Länderübergreifendes Arbeitnehmertreffen

Auf Einladung des Berlin/Brandenburger Landesverbandes trafen sich am 14/15.09.2012 Vertreter der Liberalen Arbeitnehmer (LAN) mit Ihren Kollegen aus Baden-Württemberg und Sachsen in Berlin. Das anstehende Programm war sehr umfangreich und endete am 14.09.2012 auch erst am späten Abend. Der erste Termin war eine kontroverse Debatte mit Herrn Dr. Heinrich Kolb MdB, die Bewertung der Forderungen nach einer Lohnuntergrenze, die Rentenpolitik und die allgemeine Arbeitnehmerpolitik, der viel Unmut bei den Teilnehmern erzeugte. Wir fordern weiterhin „Leistung muss sich lohnen“, allerdings muss dies für alle sozialen Schichten gelten. Die FDP versprach eine Politik für´s ganze Volk, nichts anderes fordern wir ein.

Ganz anders die Gesprächsrunde mit Pascal Kober MdB. Er hatte nicht nur Verständnis für unsere Forderungen, sondern würde sie auch in der Tagespolitik umsetzen. Er hat uns natürlich auch sensibilisiert, dass sich die Freien Demokraten durch die allgemeine Stimmungslage „getrieben“ fühlen. Alle sind sich einig, eine weitere Zusammenarbeit mit Herrn Kober muss forciert werden!

Am späten Nachmittag gab es eine Diskussionsrunde mit Frau Fuchs, stellvertretende Bundesgeschäftsführerin der Freien Demokratischen Partei. Viele Arbeitnehmervertreter ließen ihren Unmut freien Lauf. Frau Fuchs musste sich viele kritische Töne gefallen lassen, vor allem weil wir fordern, dass wir Vorfeldorganisationen mehr Mitsprache bekommen, um nicht im Wirrwarr der allgemeinen Parteidiskussionen in der Versenkung zu verschwinden. Zum Abschluss der Runde zeigte Frau Fuchs Verständnis für die teilweise „harten“ Worte und versprach, die Zusammenarbeit zu intensivieren.

Am späten Abend gab es dann noch einen Besuchstermin im Deutschen Bundestag. Für viele war es der erste Besuch im Plenarsaal und auf der Kuppel des Reichstages. Berlin bei Nacht, mal eine andere Sicht auf unsere Hauptstadt.
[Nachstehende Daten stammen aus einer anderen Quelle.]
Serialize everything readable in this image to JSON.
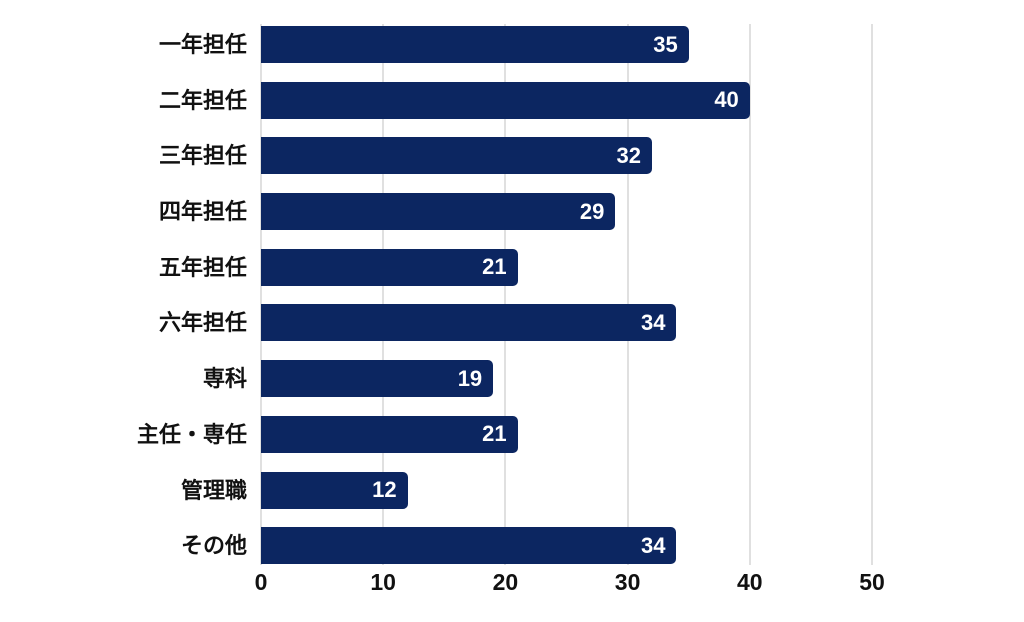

Am Samstag (15.09.2012) wurde der Workshop mit unserem Speziallisten für Arbeits- und Sozialpolitik Thomas Kovacs fortgesetzt. Er erklärte uns eine FDP Initiative, ohne persönliche Wertung, die Erhöhung des Minijobs von 400,00 €, auf 450,00 € einzuführen. Es wurde schon kontrovers diskutiert. Die Befürchtung der Mehrheit der Teilnehmer war, dass der Arbeitsmarkt der Vollbeschäftigung unterlaufen werden soll. Es wurde auch der Behauptung der Fachpolitiker der FDP widersprochen, dass die Minijobs mehrheitlich rein auf freiwilliger Basis angenommen werden. Viele Menschen, vor allem in den neuen Ländern bekommen leider keine Vollbeschäftigung. Eher waren die Arbeitnehmervertreter der Meinung, dass auch bei Minijobs Abgaben in die Rentenkasse abgeführt werden sollten, um rentenanwartschaften für die Beschäftigten zu erwirtschaften. Am Ende der entfachten Diskussion wurde sich verständigt, dass über das Thema in den Landesverbänden weiter diskutiert werden soll und noch bis zum Ende eine Meinung gebildet werden soll.

In Auswertung des Zwei–Tages–Workshops sind sich die Teilnehmer einig, dass wir nur politische Änderungen für unser Klientel erreichen, wenn wir viele Menschen für unsere Politik erreichen können. Dazu sollen die Aktivitäten, auch im Faecbook, wieder verstärkt werden. Zuletzt wurde dem Organisator des Wochenendes, Martin Lebrenz, gedankt.